Wednesday, April 15, 2009

Hello again,

Senate Bill 1112, concerning child care licensure and sponsored by Senator Corder, was introduced into the Senate on the 16th of February. Almost a full month later it passed the full Senate with amendments and was assigned to the House on March 13th.

The House H&W Committee Chairman and myself as vice chair, urged the hearing of the bill and were finally given permission to hear it on the 26th of March.

Senator Corder presented the bill well and testimony was heard from the public. Testimony was both for and against the bill.

After some debate, it became quite apparent that the bill would not pass as it was. The H&W committee was in full favor of background checks as the bill contained. (This was basically the same wording as the "Idaho Child Care Program" which I helped get done a year ago.)

The first motion made, after hearing the testimony, came from Rep. Luker (R) to let the chair decide when the bill would be brought out for a vote. Then Rep. Rusche (D), a physician and supporter of the original bill, made a motion to change the licensing requirement from daycares for 4 up to daycares of 7 or more.

A third motion was made by Rep Durst (D) to send the bill as it was on to the full House with a "do pass" recommendation.

After debate, voting on the various motions started and according to House rules, the last motion made being voted on first. The motion to send to the floor as it was failed on a vote of 4 to 12.

Then the vote to change the size of daycares affected failed on a vote of 7 to 9.

The last vote to hold the bill in committee according to the discretion of the chairman passed.

Several of the committee members, including myself, got to work immediately to make the bill more agreeable to the full committee and in accordance with testimony we had heard from the public.

Our next committee meeting day was already fully scheduled. The soonest we could look at the bill again was April 2nd. On that day, we heard the bill and within 20 minutes unanimously agreed upon amendments.

These are: to increase the licensure requirements of a group size of 4 to 7 and keep background checks to group sizes of 4 or more; to continue allowing voluntary licensure down to groups of 4 or more so those that want state help with food assistance can qualify; to keep staffing requirements the same as the bill contained except employees 16 and 17 years of age may be counted in the child-staff ratio if supervised by an adult employee.

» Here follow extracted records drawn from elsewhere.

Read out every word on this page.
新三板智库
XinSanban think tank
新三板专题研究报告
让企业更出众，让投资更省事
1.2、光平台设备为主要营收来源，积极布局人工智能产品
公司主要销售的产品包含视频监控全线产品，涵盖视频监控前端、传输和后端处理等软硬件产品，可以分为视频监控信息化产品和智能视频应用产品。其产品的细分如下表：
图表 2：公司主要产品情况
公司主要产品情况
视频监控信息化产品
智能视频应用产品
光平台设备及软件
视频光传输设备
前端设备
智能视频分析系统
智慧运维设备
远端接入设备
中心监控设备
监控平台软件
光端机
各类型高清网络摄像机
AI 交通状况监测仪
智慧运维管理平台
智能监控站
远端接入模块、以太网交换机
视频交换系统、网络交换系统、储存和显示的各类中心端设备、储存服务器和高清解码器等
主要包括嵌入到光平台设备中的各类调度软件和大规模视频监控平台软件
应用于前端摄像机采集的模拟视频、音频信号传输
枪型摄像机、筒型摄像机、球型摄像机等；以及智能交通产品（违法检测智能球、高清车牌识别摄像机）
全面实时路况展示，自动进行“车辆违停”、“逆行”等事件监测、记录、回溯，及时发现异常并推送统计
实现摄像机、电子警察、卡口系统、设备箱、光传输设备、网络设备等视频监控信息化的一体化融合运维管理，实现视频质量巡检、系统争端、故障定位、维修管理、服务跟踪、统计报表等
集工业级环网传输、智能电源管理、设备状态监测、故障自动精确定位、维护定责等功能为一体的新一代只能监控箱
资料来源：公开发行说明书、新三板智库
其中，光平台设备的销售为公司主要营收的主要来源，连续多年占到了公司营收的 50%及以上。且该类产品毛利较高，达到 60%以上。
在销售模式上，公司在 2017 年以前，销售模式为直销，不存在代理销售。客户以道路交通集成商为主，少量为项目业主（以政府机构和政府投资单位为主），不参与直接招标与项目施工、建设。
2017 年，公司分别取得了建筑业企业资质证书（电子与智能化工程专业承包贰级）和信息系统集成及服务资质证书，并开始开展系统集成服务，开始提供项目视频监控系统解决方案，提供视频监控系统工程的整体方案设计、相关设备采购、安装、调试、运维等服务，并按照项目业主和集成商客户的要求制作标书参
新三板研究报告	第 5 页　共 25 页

We heard quite a bit of testimony against the international fire code. We therefore eliminated those references but kept health and safety standards. We included a new section called ACCESS TO INFORMATION requiring the H&W Department to make available to daycare consumers an informational pamphlet to educate them and give them tools useful and critical in identifying quality daycare.

We also made a change that families within the second degree of relationship (this includes grandparents, children and cousins) can get together and provide care for each other without licensure. Before, this was limited to only two families that were related.

Fees were adjusted some.

I feel this is a really good bill and I expect it to pass the full house.

Hopefully, we will get the session done this week but that will depend on the House, Senate, and the governor reaching agreements on wages of state employees and setting the budget accordingly without tax increases.

Transportation costs also must be agreed upon and, of course, the issue there is also tax increases.